A Computation Study on Start Procedures, Basis Change Criteria, and Solution Algorithms for Transportation Problems

This paper presents an in-depth computational comparison of the basic solution algorithms for solving transportation problems. The comparison is performed using "state of the art" computer codes for the dual simplex transportation method, the out-of-kilter method, and the primal simplex transportation method (often referred to as the Row-Column Sum Method or M O D I method).
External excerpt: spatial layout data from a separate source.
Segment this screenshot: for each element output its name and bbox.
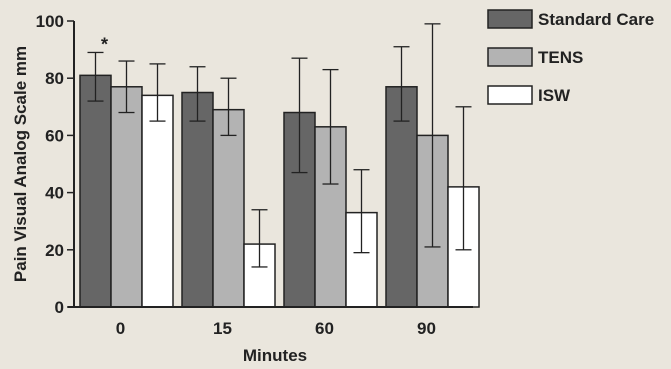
bars-layer	[79, 74, 480, 308]
y-tick-label-40: 40	[45, 184, 64, 203]
bar-isw-60	[345, 211, 378, 308]
x-axis-title: Minutes	[243, 346, 307, 365]
y-tick-label-100: 100	[36, 12, 64, 31]
legend-swatch-isw	[487, 85, 533, 105]
y-axis-title: Pain Visual Analog Scale mm	[11, 46, 30, 282]
error-bar-standard-care-90	[393, 46, 410, 122]
legend-item-standard-care: Standard Care	[487, 9, 654, 29]
bar-standard-care-0	[79, 74, 112, 308]
y-ticks-layer: 0 20 40 60 80 100	[36, 12, 74, 317]
error-bar-standard-care-15	[189, 66, 206, 122]
y-tick-label-20: 20	[45, 241, 64, 260]
y-tick-label-60: 60	[45, 126, 64, 145]
error-bar-isw-15	[251, 209, 268, 268]
error-bar-tens-60	[322, 68, 339, 185]
error-bars-layer	[87, 23, 472, 268]
y-tick-label-80: 80	[45, 69, 64, 88]
x-ticks-layer: 0 15 60 90	[116, 319, 436, 338]
x-tick-label-60: 60	[315, 319, 334, 338]
x-tick-label-0: 0	[116, 319, 125, 338]
legend-swatch-tens	[487, 47, 533, 67]
axes-layer	[68, 21, 473, 308]
x-tick-label-15: 15	[213, 319, 232, 338]
error-bar-tens-90	[424, 23, 441, 248]
error-bar-tens-0	[118, 60, 135, 114]
legend-label-isw: ISW	[538, 86, 571, 105]
legend: Standard Care TENS ISW	[487, 9, 654, 105]
significance-annotation: *	[101, 34, 108, 54]
y-tick-label-0: 0	[55, 298, 64, 317]
error-bar-isw-60	[353, 169, 370, 254]
bar-standard-care-15	[181, 91, 214, 308]
error-bar-tens-15	[220, 77, 237, 137]
bar-tens-0	[110, 86, 143, 308]
bar-isw-0	[141, 94, 174, 308]
bar-tens-15	[212, 108, 245, 308]
error-bar-standard-care-0	[87, 51, 104, 102]
legend-label-standard-care: Standard Care	[538, 10, 654, 29]
legend-item-tens: TENS	[487, 47, 583, 67]
error-bar-standard-care-60	[291, 57, 308, 174]
legend-label-tens: TENS	[538, 48, 583, 67]
legend-swatch-standard-care	[487, 9, 533, 29]
x-tick-label-90: 90	[417, 319, 436, 338]
legend-item-isw: ISW	[487, 85, 571, 105]
error-bar-isw-0	[149, 63, 166, 122]
error-bar-isw-90	[455, 106, 472, 251]
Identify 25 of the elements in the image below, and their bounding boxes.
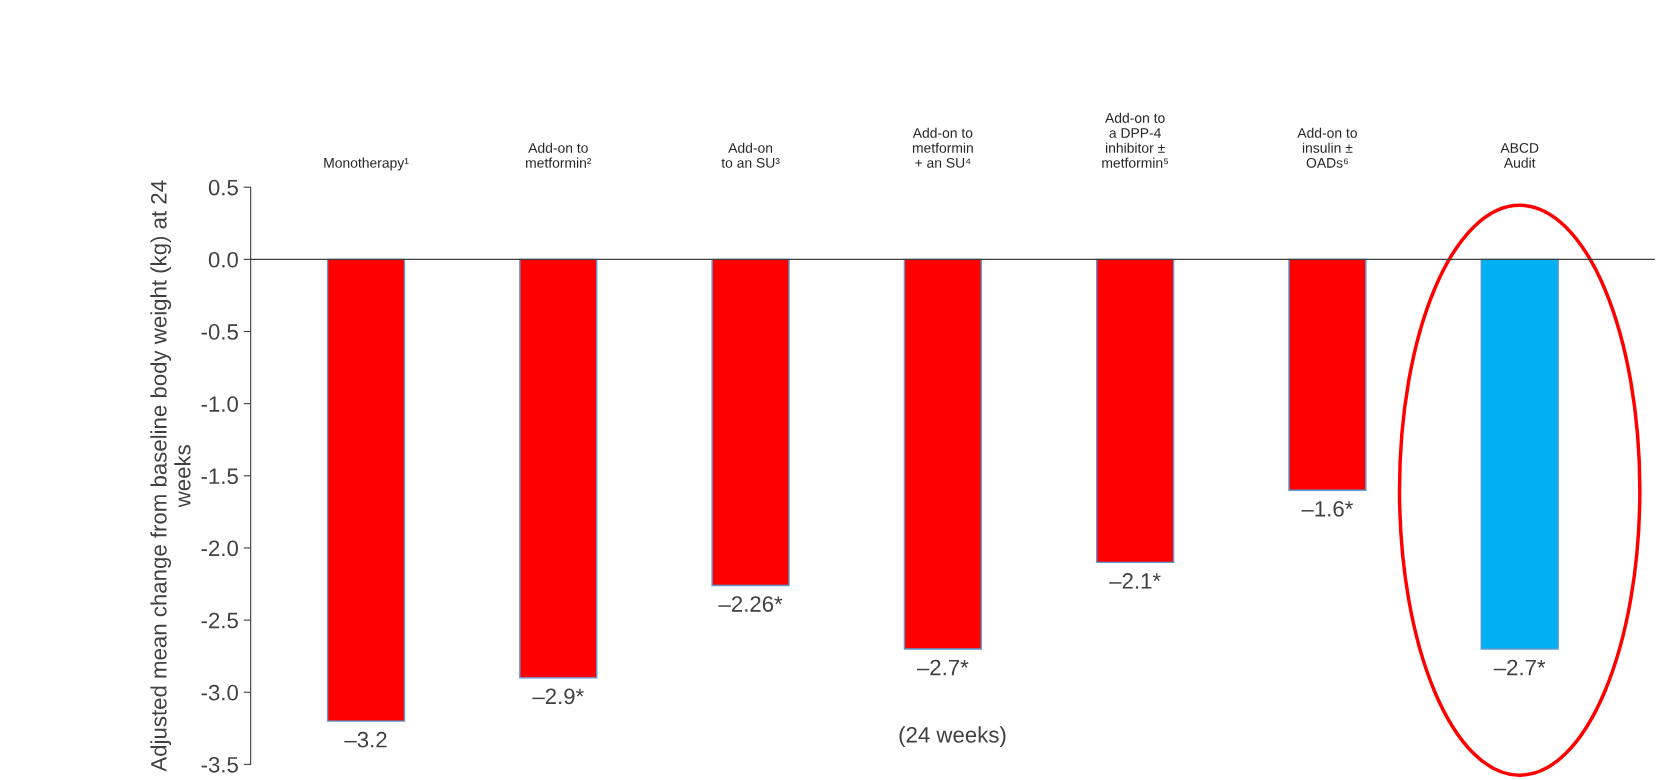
x-tick-label: Monotherapy¹ [324, 157, 409, 171]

In addition, these codes are compared against a state of the art large scale LP code, O P H E L I E/LP. The study discloses that the most efficient solution procedure arises by coupling a primal transportation algorithm (embodying recently developed methods for accelerating the determination of basis trees and dual evaluators) with a version of the Row Minimum start rule and a "modified row first negative evaluator" rule. The resulting method has been found to be at least 100 times faster than OPHELIE, and 9 times faster than a streamlined version of the SHARE out-of-kilter code. The method's median solution time for solving 1000 \times 1000 transportation problems on a CDC 6600 computer is 17 seconds with a range of 14 to 22 seconds. Some of the unique characteristics of this study are (1) all of the fundamental solution techniques are tested on the same machine and the same problems, (2) a broad spectrum of problem sizes are examined, varying from 10 \times 10 to 1000 \times 1000; (3) a broad profile of nondense problems are examined ranging from 100 percent to 1 percent dense; and (4) additional tests using the best of the codes have been made on three other machines (IBM 360/65, UNIVAC 1108, and CDC 6400), providing surprising insights into conclusions based on comparing times on different machines and compilers.